Tentu saja, Skill Perlawanan baru!
Aku akan meninjunya hingga mati dan menyingkirkannya dalam satu pukulan. Aku memfokuskan energiku ke kakiku dan menendang tanah, tetap rendah di langit. Aku memukul kepala siput raksasa itu dengan cakarku. Aku mengerahkan seluruh tenagaku untuk pukulan itu, merobek kulitnya. Aku menggali dalam-dalam, mencungkil dagingnya.
“Gssshaaa!” Cairan tubuh berceceran saat siput itu menjerit. Aku terus melaju, terbang melewatinya, potongan-potongan dagingnya tersangkut di cakarku. Aku menggoyangkan tanganku dengan kuat, membuat potongan-potongan siput beterbangan. Aku berputar dan mendarat, berbalik kembali ke monster itu. Darah mengalir dari sisinya.

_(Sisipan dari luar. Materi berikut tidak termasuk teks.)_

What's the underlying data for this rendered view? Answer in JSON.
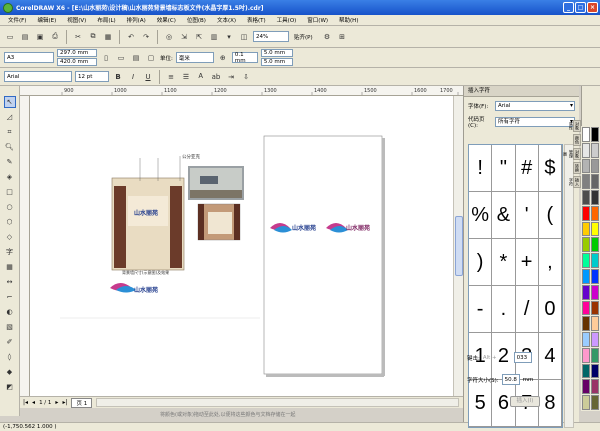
{
  "window": {
    "title": "CorelDRAW X6 - [E:\\山水丽苑\\设计稿\\山水丽苑背景墙标志板文件(水晶字厚1.5吋).cdr]"
  },
  "menu": [
    "文件(F)",
    "编辑(E)",
    "视图(V)",
    "布局(L)",
    "排列(A)",
    "效果(C)",
    "位图(B)",
    "文本(X)",
    "表格(T)",
    "工具(O)",
    "窗口(W)",
    "帮助(H)"
  ],
  "toolbar": {
    "zoom": "24%",
    "snap": "贴齐(P)"
  },
  "propbar": {
    "page_size": "A3",
    "width": "297.0 mm",
    "height": "420.0 mm",
    "units_label": "单位:",
    "units": "毫米",
    "nudge": "0.1 mm",
    "dup_x": "5.0 mm",
    "dup_y": "5.0 mm"
  },
  "textbar": {
    "font": "Arial",
    "size": "12 pt"
  },
  "ruler": {
    "h_labels": [
      "900",
      "1000",
      "1100",
      "1200",
      "1300",
      "1400",
      "1500",
      "1600",
      "1700"
    ]
  },
  "canvas": {
    "callout_label": "公分亚克",
    "caption_text": "背景墙尺寸(示意图)及效果",
    "logo_name": "山水丽苑"
  },
  "pagebar": {
    "page_count": "1 / 1",
    "page_tab": "页 1"
  },
  "hint": "将颜色(或对象)拖动至此处,以便将这些颜色与文档存储在一起",
  "status": "(-1,750.562  1.000 )",
  "docker": {
    "title": "插入字符",
    "font_label": "字体(F):",
    "font_value": "Arial",
    "codepage_label": "代码页(C):",
    "codepage_value": "所有字符",
    "glyphs": [
      "!",
      "\"",
      "#",
      "$",
      "%",
      "&",
      "'",
      "(",
      ")",
      "*",
      "+",
      ",",
      "-",
      ".",
      "/",
      "0",
      "1",
      "2",
      "3",
      "4",
      "5",
      "6",
      "7",
      "8"
    ],
    "keystroke_label": "键击:",
    "keystroke_alt": "Alt +",
    "keystroke_code": "033",
    "size_label": "字符大小(S):",
    "size_value": "50.8",
    "size_unit": "mm",
    "insert_label": "插入(I)",
    "side_tabs": [
      "对象属性",
      "颜色",
      "对象管理器",
      "转换",
      "插入字符"
    ]
  },
  "palette": [
    "#ffffff",
    "#000000",
    "#e6e6e6",
    "#cccccc",
    "#b3b3b3",
    "#999999",
    "#808080",
    "#666666",
    "#4d4d4d",
    "#333333",
    "#ff0000",
    "#ff6600",
    "#ffcc00",
    "#ffff00",
    "#99cc00",
    "#00cc00",
    "#00ff99",
    "#00cccc",
    "#0099ff",
    "#0033ff",
    "#6600cc",
    "#cc00cc",
    "#ff0099",
    "#993300",
    "#663300",
    "#ffcc99",
    "#99ccff",
    "#cc99ff",
    "#ff99cc",
    "#339966",
    "#006666",
    "#000066",
    "#660066",
    "#993366",
    "#cccc99",
    "#666633"
  ]
}
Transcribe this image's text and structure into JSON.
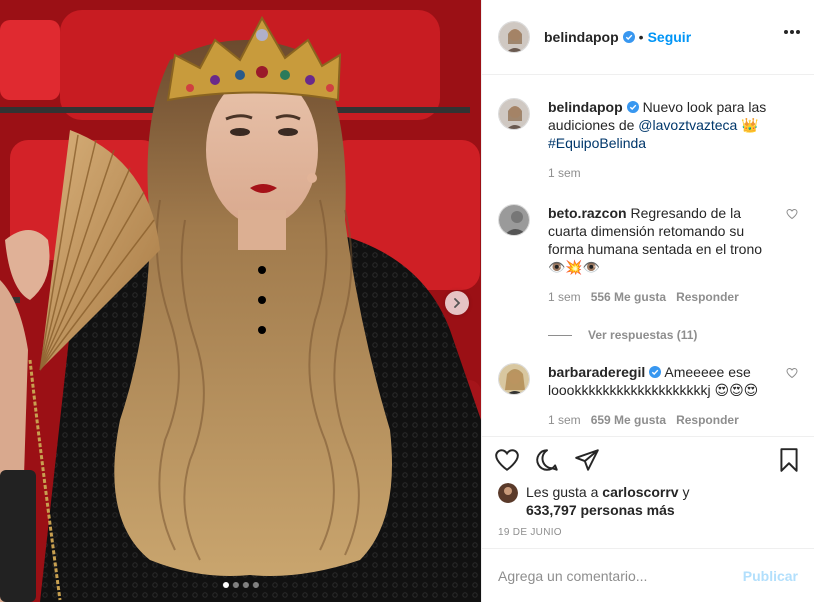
{
  "post": {
    "author": "belindapop",
    "verified": true,
    "follow_label": "Seguir",
    "separator": "•"
  },
  "caption": {
    "username": "belindapop",
    "text_before": "Nuevo look para las audiciones de ",
    "mention": "@lavoztvazteca",
    "emoji": "👑",
    "hashtag": "#EquipoBelinda",
    "time": "1 sem"
  },
  "comments": [
    {
      "username": "beto.razcon",
      "text": "Regresando de la cuarta dimensión retomando su forma humana sentada en el trono 👁️💥👁️",
      "time": "1 sem",
      "likes": "556 Me gusta",
      "reply_label": "Responder",
      "view_replies": "Ver respuestas (11)"
    },
    {
      "username": "barbaraderegil",
      "verified": true,
      "text": "Ameeeee ese loookkkkkkkkkkkkkkkkkkkj 😍😍😍",
      "time": "1 sem",
      "likes": "659 Me gusta",
      "reply_label": "Responder"
    }
  ],
  "likes_summary": {
    "prefix": "Les gusta a ",
    "user": "carloscorrv",
    "connector": " y",
    "count": "633,797 personas más"
  },
  "date": "19 DE JUNIO",
  "comment_box": {
    "placeholder": "Agrega un comentario...",
    "publish_label": "Publicar"
  },
  "carousel": {
    "slide_count": 4,
    "active_index": 0
  },
  "colors": {
    "accent": "#0095f6",
    "verified": "#3897f0",
    "muted": "#8e8e8e",
    "publish_disabled": "#b2dffc"
  }
}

Sial, aku meleset . Kupikir aku berhasil mengenainya secara langsung, tetapi Mirage menjatuhkanku dari sasaran. Meskipun aku bisa merasakan di mana itu, aku tidak bisa menahan diri untuk tidak menggunakan mataku untuk membidik.
Haruskah aku menutup mataku dan bertarung? Tidak, itu akan menyebabkan lebih banyak masalah daripada yang bisa diselesaikannya. Siput itu memiliki Pertahanan yang tinggi tetapi HP-nya tidak banyak—satu pukulan yang tepat seharusnya bisa melumpuhkannya. Lukanya sudah mulai pulih dengan sendirinya. Itu adalah Regenerasi. Skill Pemulihan MP Otomatisnya juga tinggi. Jika aku membiarkannya, pertarungan ini tidak akan pernah berakhir.
Ia mengarahkan antenanya langsung ke arahku. Sejujurnya, aku akan baik-baik saja jika tidak pernah melihat siput raksasa seumur hidupku. Atau siput kecil juga.
Sekarang setelah ia tahu kekuatan seranganku tinggi, ia menjadi sedikit lebih berhati-hati. Ia tidak memiliki keterampilan yang sangat berbahaya, tetapi ia cepat. Aku harus tetap waspada dan menggunakan Indra Psikis untuk melihat melalui Mirage.
Aku tidak yakin apakah skill Breath-ku dapat menembus pertahanannya, tetapi setidaknya itu dapat membuatnya sibuk. Pertarungan dengan unta telah menguras MP-ku. Pengalihan mungkin tidak akan berhasil.
Aku harus mengalahkannya dengan serangan berikutnya. Aku terbang tepat saat siput itu mulai menyemprotkan cairan dari mulutnya, lengket dan bening. Cairan itu tidak mengenaiku, tetapi malah melilit siput itu sendiri. A-apa yang dilakukannya?!
Dalam sekejap, siput raksasa itu dikelilingi oleh cairan lengket. Jika itu adalah serangan, bukankah seharusnya ia mengarahkannya padaku? Mungkin itu jebakan. Aku terbang tepat ke arahnya sebelumnya; ia bisa saja mencoba menangkapku dan menyerang saat aku terjebak. Aku mungkin bisa membebaskan diri menggunakan Nafas Membara, menggoreng semuanya dalam sekejap.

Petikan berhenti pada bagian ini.